まさか、インクから変えて行くとは、思わなかったけど……」


 目からウロコがボロボロ落ちた気がする。


 魔術印は獣人族に、とりあえず魔術を使わせる為の応急的な対応だった。

 俺自身、あまり使って来なかっただけに、こんな考え方をした事はなかった。


「じゃあ、その背中に描かれた、模様の数々は全部その重ねた魔術印なんですか⁉︎」


「手だとスペースが狭いし、ちょっとしたことで暴発しちゃいそうなの。だから背中に描いて、発動する時は、そこに魔力を意識するの」


 獣人族は魔力操作が苦手なのは確かだ。

 それは肉体強化との相性が高過ぎて、体に魔力を巡らせようとすると、肉体に持っていかれてしまうからだと聞いた。

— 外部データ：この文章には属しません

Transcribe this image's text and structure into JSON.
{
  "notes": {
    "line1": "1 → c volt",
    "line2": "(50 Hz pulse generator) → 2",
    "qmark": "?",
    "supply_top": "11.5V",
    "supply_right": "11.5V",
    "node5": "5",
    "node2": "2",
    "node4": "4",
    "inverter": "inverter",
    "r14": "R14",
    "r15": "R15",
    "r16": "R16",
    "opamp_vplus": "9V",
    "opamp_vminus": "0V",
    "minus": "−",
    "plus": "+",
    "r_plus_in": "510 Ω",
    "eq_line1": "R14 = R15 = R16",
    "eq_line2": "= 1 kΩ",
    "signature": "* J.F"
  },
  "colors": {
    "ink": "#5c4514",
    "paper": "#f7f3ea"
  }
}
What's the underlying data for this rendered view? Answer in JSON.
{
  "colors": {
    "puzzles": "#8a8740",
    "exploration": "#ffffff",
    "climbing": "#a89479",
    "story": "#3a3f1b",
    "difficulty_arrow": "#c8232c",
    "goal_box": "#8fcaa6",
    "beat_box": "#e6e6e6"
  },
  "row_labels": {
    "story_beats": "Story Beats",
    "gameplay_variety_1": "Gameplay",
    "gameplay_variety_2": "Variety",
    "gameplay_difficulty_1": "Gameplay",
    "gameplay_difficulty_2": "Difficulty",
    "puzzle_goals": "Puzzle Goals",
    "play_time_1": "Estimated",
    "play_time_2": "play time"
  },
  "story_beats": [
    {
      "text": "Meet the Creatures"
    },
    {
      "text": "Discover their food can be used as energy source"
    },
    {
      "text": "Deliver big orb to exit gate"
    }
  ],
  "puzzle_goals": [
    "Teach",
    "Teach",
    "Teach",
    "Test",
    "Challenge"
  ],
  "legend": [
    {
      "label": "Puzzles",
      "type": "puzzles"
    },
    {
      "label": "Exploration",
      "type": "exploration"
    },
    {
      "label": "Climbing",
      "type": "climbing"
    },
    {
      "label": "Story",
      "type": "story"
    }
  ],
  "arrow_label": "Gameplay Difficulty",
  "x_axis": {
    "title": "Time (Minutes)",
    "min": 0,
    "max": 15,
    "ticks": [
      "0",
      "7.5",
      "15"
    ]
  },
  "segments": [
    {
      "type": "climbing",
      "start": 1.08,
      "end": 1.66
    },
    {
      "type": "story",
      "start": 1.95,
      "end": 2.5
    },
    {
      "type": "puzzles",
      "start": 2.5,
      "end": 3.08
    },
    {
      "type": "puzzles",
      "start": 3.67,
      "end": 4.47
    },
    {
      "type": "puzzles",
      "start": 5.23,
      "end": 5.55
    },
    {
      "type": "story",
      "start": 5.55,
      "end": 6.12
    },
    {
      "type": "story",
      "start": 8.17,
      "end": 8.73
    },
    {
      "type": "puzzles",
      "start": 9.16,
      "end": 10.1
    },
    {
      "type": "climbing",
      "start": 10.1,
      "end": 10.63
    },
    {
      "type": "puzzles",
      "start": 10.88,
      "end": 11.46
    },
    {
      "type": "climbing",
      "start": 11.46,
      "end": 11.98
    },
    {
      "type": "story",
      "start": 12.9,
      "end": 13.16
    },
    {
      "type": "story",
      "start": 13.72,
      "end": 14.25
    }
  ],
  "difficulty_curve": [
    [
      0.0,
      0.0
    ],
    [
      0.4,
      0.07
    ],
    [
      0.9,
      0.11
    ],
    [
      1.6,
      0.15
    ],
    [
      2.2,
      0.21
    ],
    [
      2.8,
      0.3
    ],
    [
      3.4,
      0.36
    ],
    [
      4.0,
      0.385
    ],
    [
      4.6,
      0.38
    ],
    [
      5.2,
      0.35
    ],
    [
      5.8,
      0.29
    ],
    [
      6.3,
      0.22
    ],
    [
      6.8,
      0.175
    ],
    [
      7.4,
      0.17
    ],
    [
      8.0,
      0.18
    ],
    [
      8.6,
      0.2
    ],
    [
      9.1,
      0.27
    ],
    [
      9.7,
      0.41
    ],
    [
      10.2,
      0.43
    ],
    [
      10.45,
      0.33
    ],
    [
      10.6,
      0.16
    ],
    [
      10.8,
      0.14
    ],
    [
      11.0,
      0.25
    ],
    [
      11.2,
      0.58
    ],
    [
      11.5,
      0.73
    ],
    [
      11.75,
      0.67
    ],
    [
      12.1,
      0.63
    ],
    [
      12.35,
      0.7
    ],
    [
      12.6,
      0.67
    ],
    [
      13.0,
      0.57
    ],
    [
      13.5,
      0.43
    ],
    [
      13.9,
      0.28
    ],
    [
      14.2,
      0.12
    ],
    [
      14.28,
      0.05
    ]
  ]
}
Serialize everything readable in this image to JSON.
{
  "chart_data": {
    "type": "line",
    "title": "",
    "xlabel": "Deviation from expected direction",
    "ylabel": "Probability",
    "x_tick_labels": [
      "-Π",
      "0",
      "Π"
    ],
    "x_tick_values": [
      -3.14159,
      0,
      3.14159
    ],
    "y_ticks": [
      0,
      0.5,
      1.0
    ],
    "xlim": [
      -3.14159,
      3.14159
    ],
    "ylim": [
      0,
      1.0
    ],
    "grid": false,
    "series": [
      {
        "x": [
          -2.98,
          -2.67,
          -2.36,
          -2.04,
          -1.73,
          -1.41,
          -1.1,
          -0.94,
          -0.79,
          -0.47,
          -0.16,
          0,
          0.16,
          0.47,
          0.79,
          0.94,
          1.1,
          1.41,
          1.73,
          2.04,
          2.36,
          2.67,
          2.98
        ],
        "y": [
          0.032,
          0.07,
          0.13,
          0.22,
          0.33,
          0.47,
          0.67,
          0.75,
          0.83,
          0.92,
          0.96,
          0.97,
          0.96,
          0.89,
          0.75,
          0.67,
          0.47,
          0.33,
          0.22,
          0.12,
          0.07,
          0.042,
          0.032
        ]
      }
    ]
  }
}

 ただ、肉体強化に関しては、筋肉の部位ごとに強化できるくらいの器用さがある。

 エリンの背中の印は、それぞれ大きめな筋肉の上に描かれていた。


「ユニが思いついてからは、私は成功率を上げるために、魔術印の描き方を試し続けて……」


「私は補助魔術の特性を活かして、ソフィ達の使う奇跡みたいに、防がれない方法を考えてたの」


 ポカーンだ。

 この姉妹、もの凄い事を編み出したぞ⁉︎


「……すごい。魔力そのものを体内で動かす獣人族ならではの新技法じゃないか! いや、これを応用すれば、魔術がもっと身近になるし、新しい術式だって生み出せるかも知れない……!」


「「 ─── ッ♡」」


 褒めた瞬間、ふたりが飛び込んで来た。

 いや、ちょっとエリンさん、あなた今トップレス……ッ‼︎


「えへへ♡ ユニえらい? 天才ニャ?」


「アル様、あたしも頑張った。エライにゃ?」


 ぐああっ、エリンのふたつの赤豹族が、シャツ越しにニャンニャンしてくる!

 それも衝撃だが、この技法も衝撃的過ぎて、ギリギリ理性が仕事してくれていた。


「お、おう! ユニは天才だし、エリンの努力もすごいぞ!

俺が目覚めた夜から始めたんだって? この短期間でよくここまで ─── !」


「ああ、だからエリンちゃんの術式は、整い切れてない箇所があったんですね?」


 そう、それだ。

 つづりがデタラメだったり、効果の被りがあったりしたのは、きっと魔術印の調整の…………


「それはあたしが……おばかちゃんだから」


 気の毒な空気が、大部屋を薄暗くした気がする……。